“Düğün ne zaman?” tuval üzerine yağlıboya. Resim, 1892’de Fransız sanatçı post-empresyonist Paul Gauguin tarafından boyandı. Son 50 yılda, tuval Rudolf Shtekhlin ailesine aitti ve İsviçre Basel şehri Sanat Müzesi’nde sergilendi.
Şubat 2015’te, bu tablo belirli bir özel alıcı tarafından alındı, daha sonra mevcut bilgilere göre Katar eyaletindeki müzelerden birine gitti. Tuvalin 300 milyon dolar için satın alınması dikkat çekicidir, bu da bugün onu tarihteki en pahalı tablo haline getirmektedir.
Gauguin, Tahiti’yi ilk kez 1891’de ziyaret etti. Gerçekten saf ve ilkel bir sanat yaratması için ona ilham verecek bir cennet bahçesi olan “Eden” arayışındaydı. O zamanlar Fransa’da ilkelcilik türünde birçok resim yapıldı, ancak aşırı yapaylık yarattılar. Adaya gelen Gauguin, Tahiti’nin hayal ettiği gibi olmadığını fark etti. Adalar 18. yüzyılda sömürgeleştirildi, ardından yerli nüfusun en az üçte ikisi Avrupa’dan ithal edilen hastalıklardan öldü.
İlkel nüfus neredeyse yok edildi. Bununla birlikte, Gauguin, adalıları tasvir eden birçok tablo çizdi: çıplak, Tahiti kadınları tarafından geleneksel kıyafetler giymiş ve resmin “Arka plan ne zaman?”

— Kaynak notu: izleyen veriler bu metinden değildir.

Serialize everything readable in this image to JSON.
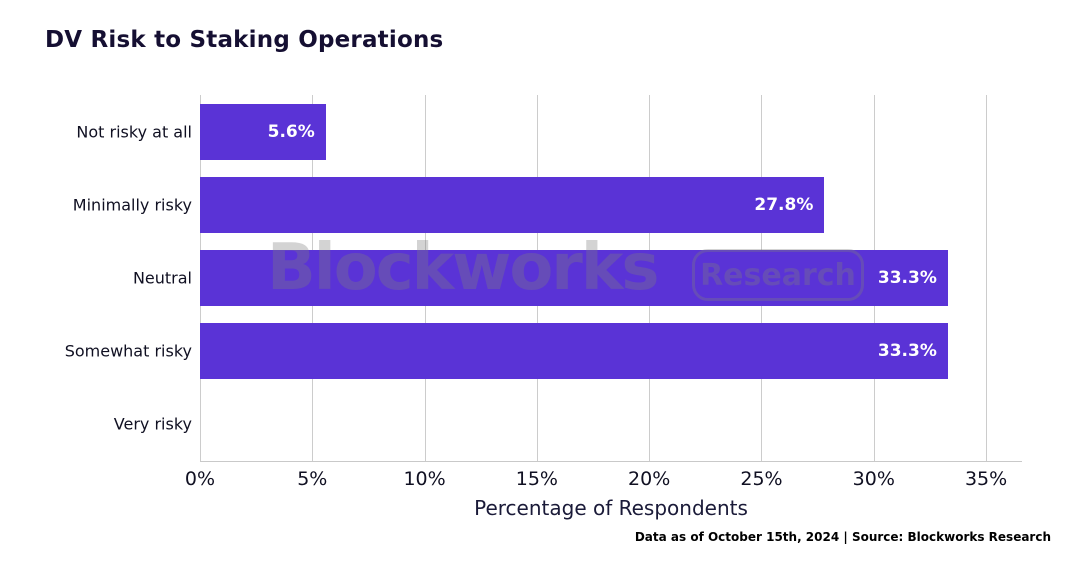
{
  "chart_data": {
    "type": "bar",
    "orientation": "horizontal",
    "title": "DV Risk to Staking Operations",
    "xlabel": "Percentage of Respondents",
    "ylabel": "",
    "categories": [
      "Not risky at all",
      "Minimally risky",
      "Neutral",
      "Somewhat risky",
      "Very risky"
    ],
    "values": [
      5.6,
      27.8,
      33.3,
      33.3,
      0
    ],
    "value_labels": [
      "5.6%",
      "27.8%",
      "33.3%",
      "33.3%",
      ""
    ],
    "xticks": [
      0,
      5,
      10,
      15,
      20,
      25,
      30,
      35
    ],
    "xtick_labels": [
      "0%",
      "5%",
      "10%",
      "15%",
      "20%",
      "25%",
      "30%",
      "35%"
    ],
    "xlim": [
      0,
      36.6
    ],
    "grid": "vertical",
    "legend": "none",
    "bar_color": "#5a33d6",
    "value_label_color": "#ffffff"
  },
  "watermark": {
    "brand": "Blockworks",
    "badge": "Research"
  },
  "footer": {
    "text": "Data as of October 15th, 2024 | Source: Blockworks Research"
  },
  "colors": {
    "bar": "#5a33d6",
    "title_text": "#150f32",
    "axis_text": "#101022",
    "gridline": "#cccccc",
    "axis_line": "#c9c9c9",
    "background": "#ffffff",
    "watermark": "rgba(125,125,125,0.34)"
  }
}
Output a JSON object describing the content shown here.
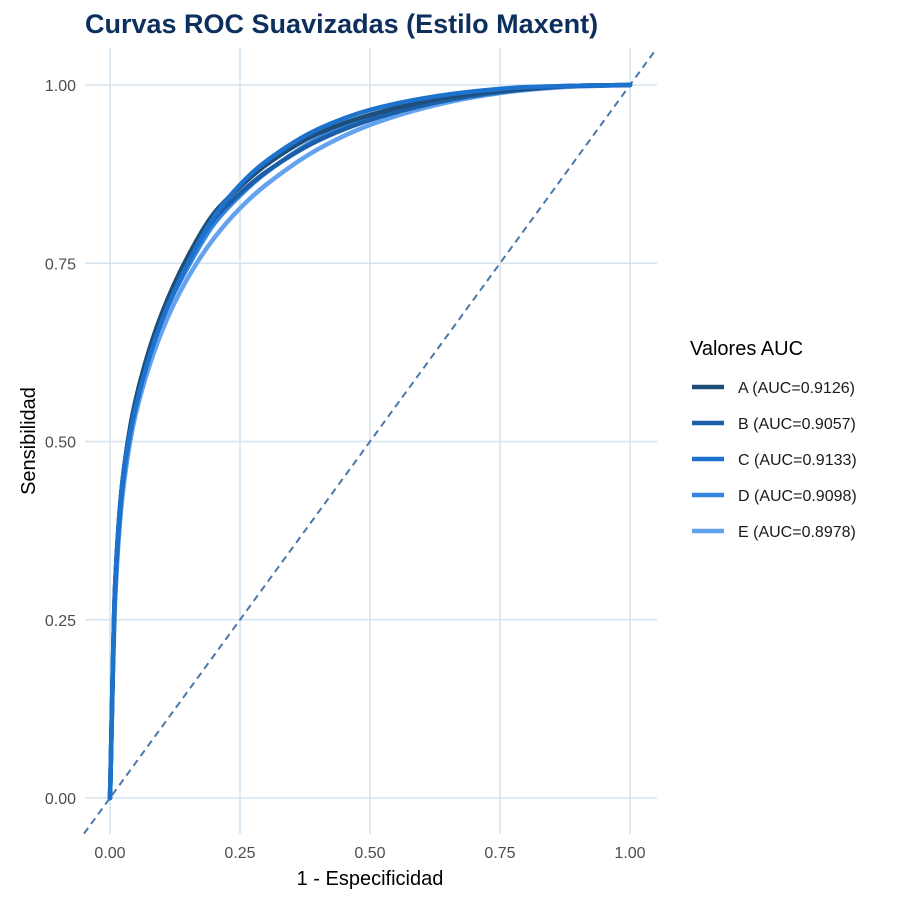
{
  "chart_data": {
    "type": "line",
    "title": "Curvas ROC Suavizadas (Estilo Maxent)",
    "xlabel": "1 - Especificidad",
    "ylabel": "Sensibilidad",
    "xlim": [
      0,
      1
    ],
    "ylim": [
      0,
      1
    ],
    "x_ticks": [
      "0.00",
      "0.25",
      "0.50",
      "0.75",
      "1.00"
    ],
    "y_ticks": [
      "0.00",
      "0.25",
      "0.50",
      "0.75",
      "1.00"
    ],
    "grid": true,
    "legend_title": "Valores AUC",
    "legend_position": "right",
    "reference_line": {
      "type": "diagonal",
      "style": "dashed",
      "color": "#4a78a8"
    },
    "series": [
      {
        "name": "A (AUC=0.9126)",
        "color": "#1f4e79",
        "x": [
          0,
          0.01,
          0.025,
          0.05,
          0.1,
          0.15,
          0.2,
          0.25,
          0.3,
          0.4,
          0.5,
          0.6,
          0.7,
          0.8,
          0.9,
          1.0
        ],
        "y": [
          0,
          0.3,
          0.45,
          0.56,
          0.68,
          0.76,
          0.82,
          0.857,
          0.888,
          0.932,
          0.958,
          0.976,
          0.988,
          0.995,
          0.999,
          1.0
        ]
      },
      {
        "name": "B (AUC=0.9057)",
        "color": "#1b5fa8",
        "x": [
          0,
          0.01,
          0.025,
          0.05,
          0.1,
          0.15,
          0.2,
          0.25,
          0.3,
          0.4,
          0.5,
          0.6,
          0.7,
          0.8,
          0.9,
          1.0
        ],
        "y": [
          0,
          0.3,
          0.45,
          0.56,
          0.68,
          0.755,
          0.812,
          0.848,
          0.878,
          0.922,
          0.951,
          0.971,
          0.985,
          0.994,
          0.999,
          1.0
        ]
      },
      {
        "name": "C (AUC=0.9133)",
        "color": "#1c72cc",
        "x": [
          0,
          0.01,
          0.025,
          0.05,
          0.1,
          0.15,
          0.2,
          0.25,
          0.3,
          0.4,
          0.5,
          0.6,
          0.7,
          0.8,
          0.9,
          1.0
        ],
        "y": [
          0,
          0.3,
          0.45,
          0.55,
          0.67,
          0.75,
          0.815,
          0.86,
          0.893,
          0.938,
          0.965,
          0.981,
          0.991,
          0.997,
          0.999,
          1.0
        ]
      },
      {
        "name": "D (AUC=0.9098)",
        "color": "#3385e0",
        "x": [
          0,
          0.01,
          0.025,
          0.05,
          0.1,
          0.15,
          0.2,
          0.25,
          0.3,
          0.4,
          0.5,
          0.6,
          0.7,
          0.8,
          0.9,
          1.0
        ],
        "y": [
          0,
          0.29,
          0.44,
          0.55,
          0.67,
          0.745,
          0.805,
          0.845,
          0.877,
          0.925,
          0.955,
          0.975,
          0.988,
          0.995,
          0.999,
          1.0
        ]
      },
      {
        "name": "E (AUC=0.8978)",
        "color": "#63a2ef",
        "x": [
          0,
          0.01,
          0.025,
          0.05,
          0.1,
          0.15,
          0.2,
          0.25,
          0.3,
          0.4,
          0.5,
          0.6,
          0.7,
          0.8,
          0.9,
          1.0
        ],
        "y": [
          0,
          0.28,
          0.43,
          0.54,
          0.655,
          0.73,
          0.785,
          0.827,
          0.86,
          0.91,
          0.944,
          0.967,
          0.983,
          0.993,
          0.998,
          1.0
        ]
      }
    ]
  }
}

Dünya ön ve orta zeminde yeşil, sarı ve mavi renklerde yapılır. Orta ve ön planda Tahiti kadınları için geleneksel bir elbise giymiş bir kadın var. Arkasında sıkı yüksek yakalı, misyoner bir elbise giymiş ikinci kız figürü duruyor. Naomi Maurer, elinin hareketinin Budist mudra olarak nitelendirilebileceğine inanıyor, bu da bir tehdit veya uyarı anlamına geliyor.

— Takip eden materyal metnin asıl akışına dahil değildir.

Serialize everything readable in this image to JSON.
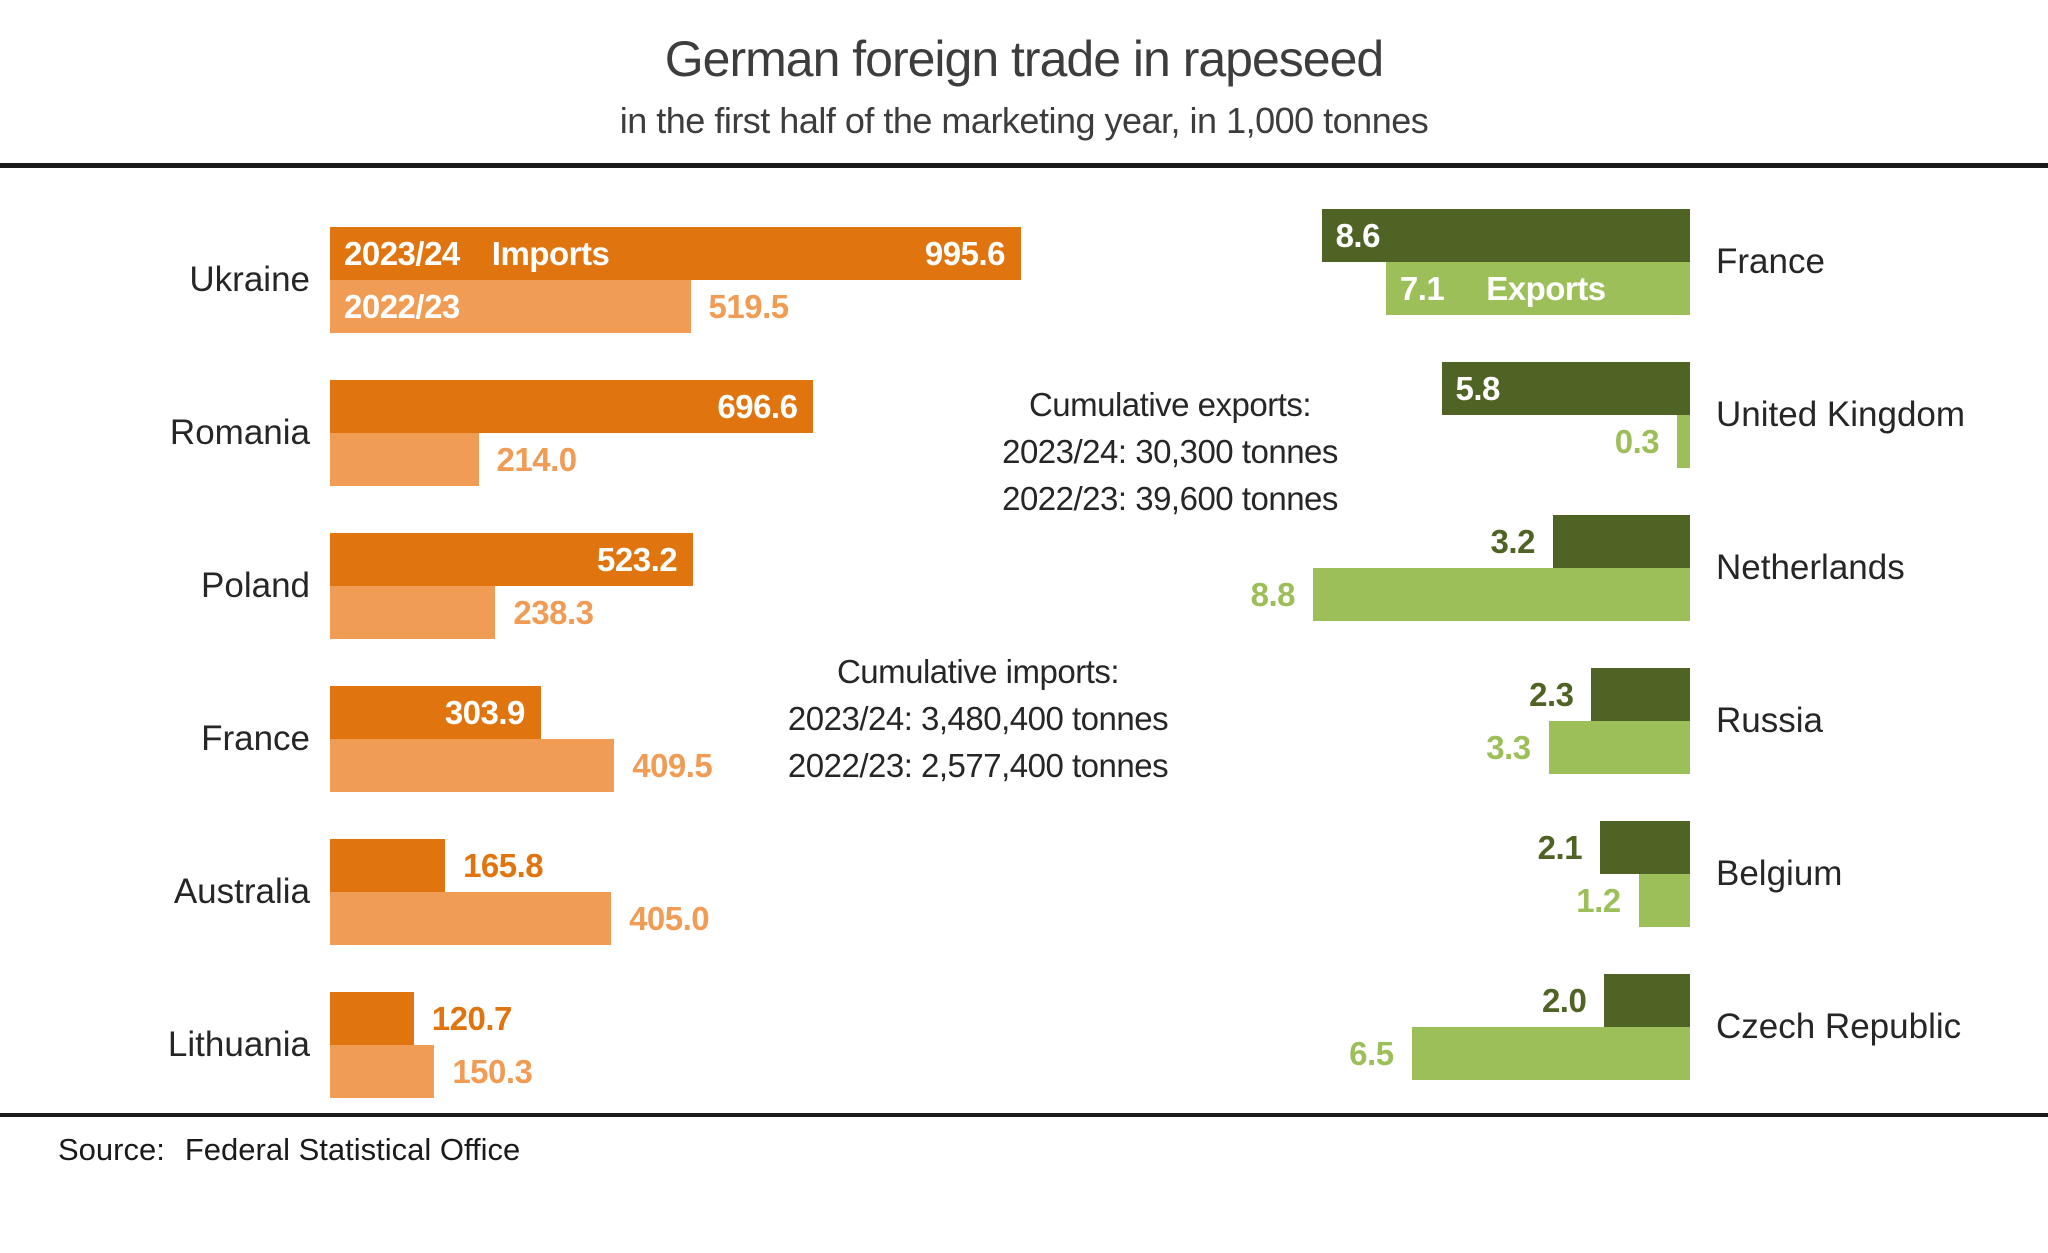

İzleyiciye en yakın kadın kavisli bir pozla uzanıyordu ve sanatçı yüz özelliklerini basit ve iddiasız olanlarla tasvir etti. Arkasındaki kadın figürü sarı-mavi arka planla çerçevelenmiştir. Yüzü resmin merkezinde bulunur ve sanatçı tarafından çok daha büyük bir kişiliğe sahiptir. Pembe elbisesi kesinlikle resimde göze çarpıyor ve bu tuvalin renk düzeninin geri kalanından farklı.

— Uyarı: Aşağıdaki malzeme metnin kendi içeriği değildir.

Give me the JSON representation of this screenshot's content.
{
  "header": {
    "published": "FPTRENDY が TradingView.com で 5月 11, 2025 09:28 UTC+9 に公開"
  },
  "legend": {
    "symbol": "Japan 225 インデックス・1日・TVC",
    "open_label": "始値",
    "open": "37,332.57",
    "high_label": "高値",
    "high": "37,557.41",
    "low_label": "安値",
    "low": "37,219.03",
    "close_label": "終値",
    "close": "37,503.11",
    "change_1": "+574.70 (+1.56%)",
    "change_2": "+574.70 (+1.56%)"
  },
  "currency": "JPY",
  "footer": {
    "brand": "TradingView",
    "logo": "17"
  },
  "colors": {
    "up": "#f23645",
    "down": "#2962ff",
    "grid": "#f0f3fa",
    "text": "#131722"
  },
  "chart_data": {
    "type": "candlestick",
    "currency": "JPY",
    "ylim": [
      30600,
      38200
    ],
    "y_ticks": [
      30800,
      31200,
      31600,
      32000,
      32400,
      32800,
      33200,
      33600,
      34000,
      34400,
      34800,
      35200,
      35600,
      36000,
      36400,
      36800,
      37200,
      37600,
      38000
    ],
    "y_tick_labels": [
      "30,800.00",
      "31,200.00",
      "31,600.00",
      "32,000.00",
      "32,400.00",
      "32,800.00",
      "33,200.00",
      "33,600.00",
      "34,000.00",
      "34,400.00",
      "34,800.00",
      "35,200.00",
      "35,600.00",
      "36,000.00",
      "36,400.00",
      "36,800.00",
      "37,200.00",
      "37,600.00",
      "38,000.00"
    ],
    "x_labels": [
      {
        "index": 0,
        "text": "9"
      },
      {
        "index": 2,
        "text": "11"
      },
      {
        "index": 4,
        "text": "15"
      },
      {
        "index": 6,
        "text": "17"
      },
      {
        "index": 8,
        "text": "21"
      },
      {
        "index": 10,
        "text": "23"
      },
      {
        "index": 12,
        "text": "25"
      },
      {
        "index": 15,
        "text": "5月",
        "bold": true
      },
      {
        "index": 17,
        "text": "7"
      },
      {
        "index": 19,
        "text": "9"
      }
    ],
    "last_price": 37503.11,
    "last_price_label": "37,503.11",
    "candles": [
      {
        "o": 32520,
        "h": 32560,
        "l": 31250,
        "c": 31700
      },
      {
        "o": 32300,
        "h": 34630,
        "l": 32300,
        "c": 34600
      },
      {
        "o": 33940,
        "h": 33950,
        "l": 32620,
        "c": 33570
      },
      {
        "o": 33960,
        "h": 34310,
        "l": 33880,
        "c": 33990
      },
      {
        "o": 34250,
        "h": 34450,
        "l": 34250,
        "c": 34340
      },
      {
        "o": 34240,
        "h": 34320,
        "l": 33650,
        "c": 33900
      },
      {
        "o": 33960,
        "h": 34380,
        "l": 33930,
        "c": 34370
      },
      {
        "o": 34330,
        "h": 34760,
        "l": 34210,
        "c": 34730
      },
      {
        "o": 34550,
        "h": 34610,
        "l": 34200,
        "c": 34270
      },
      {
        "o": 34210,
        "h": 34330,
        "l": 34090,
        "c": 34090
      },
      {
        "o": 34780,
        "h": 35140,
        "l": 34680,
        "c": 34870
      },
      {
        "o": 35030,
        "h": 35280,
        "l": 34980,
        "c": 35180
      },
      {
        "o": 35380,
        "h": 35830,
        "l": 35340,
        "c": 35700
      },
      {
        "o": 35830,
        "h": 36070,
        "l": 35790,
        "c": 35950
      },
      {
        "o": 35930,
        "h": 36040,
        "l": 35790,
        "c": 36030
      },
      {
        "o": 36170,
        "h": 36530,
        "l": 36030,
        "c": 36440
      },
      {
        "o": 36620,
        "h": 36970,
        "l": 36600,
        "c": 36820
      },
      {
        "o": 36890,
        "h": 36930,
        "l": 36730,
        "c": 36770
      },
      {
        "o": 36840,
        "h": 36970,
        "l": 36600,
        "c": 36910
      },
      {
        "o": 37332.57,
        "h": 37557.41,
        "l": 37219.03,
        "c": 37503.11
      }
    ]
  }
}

Tarihçi Nancy Mull Matthews, Gauguin’in Tahiti’nin yerli halkını sanki sadece şarkı söylemek ve sevmek için bu hayata gelmiş gibi tasvir ettiğini yazdı. Onun görüşüne göre, bu yaklaşım sayesinde sanatçı arkadaşlarından para aldı ve gezi ve çalışmalarına halkın ilgisini çekti. Ancak, elbette, Gauguin, Tahiti’nin Batı öncelikleri olan çok uluslu bir toplumun yaşadığı dikkate değer bir sömürge adası olduğu gerçeğini biliyordu. Tahiti sakinleri ile “Düğün ne zaman?”